Thanks, I check the overrepresented sequences and the illumina adapter(TGGAATTCTCGGGTGCCAAGGAACTCCA), after removing these sequencs, too many reads still have a long length rather than 19-24nt. And I search the miRBase dateset, the adaptor sequences above appeared some mature miRNA like bfl-miR-182b-3p, so what should I do next?
have you checked both ends?
what does both end mean?
I am removing the adapter I find in the Overrepresented sequences, but there are still too many reads have a long length, so I run fastqc again to find more adapters, to check whether they are the real adapters, I cope these finding sequences to the miRBase database.
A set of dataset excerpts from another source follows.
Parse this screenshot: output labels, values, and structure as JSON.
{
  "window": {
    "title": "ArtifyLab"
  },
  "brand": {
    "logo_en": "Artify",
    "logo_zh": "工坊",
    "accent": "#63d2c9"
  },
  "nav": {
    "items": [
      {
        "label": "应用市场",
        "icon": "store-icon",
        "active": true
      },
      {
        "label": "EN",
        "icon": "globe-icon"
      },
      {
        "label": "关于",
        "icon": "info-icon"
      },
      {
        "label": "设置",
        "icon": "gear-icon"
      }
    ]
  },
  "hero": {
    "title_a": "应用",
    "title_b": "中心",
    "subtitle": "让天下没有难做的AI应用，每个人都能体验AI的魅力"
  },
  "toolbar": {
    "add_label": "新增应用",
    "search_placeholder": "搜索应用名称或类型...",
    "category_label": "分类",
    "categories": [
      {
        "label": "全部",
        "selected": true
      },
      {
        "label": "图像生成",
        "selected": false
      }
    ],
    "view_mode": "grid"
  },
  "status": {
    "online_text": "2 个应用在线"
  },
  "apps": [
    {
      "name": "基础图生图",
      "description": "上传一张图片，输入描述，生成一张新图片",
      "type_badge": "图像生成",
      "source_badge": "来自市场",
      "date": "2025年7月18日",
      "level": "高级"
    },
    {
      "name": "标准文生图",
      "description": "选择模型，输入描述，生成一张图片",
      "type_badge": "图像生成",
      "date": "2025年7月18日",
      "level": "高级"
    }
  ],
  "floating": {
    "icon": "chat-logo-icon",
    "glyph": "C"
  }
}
To get all adapters, I have already do five fastqc check.
The problem with FastQC is that it only checks the first 200k sequences so you will end up with - I don't know how many iterations of FastQC. What I mean is actually look at your sequences in a texteditor (on a *NIX system e.g. use 'less myseq.fastq' and look for adapters manually. There will be a point (so if you write them line by line this is one specific column) in the sequences where nucleotide diversity goes up. That is where you actual miRNA starts.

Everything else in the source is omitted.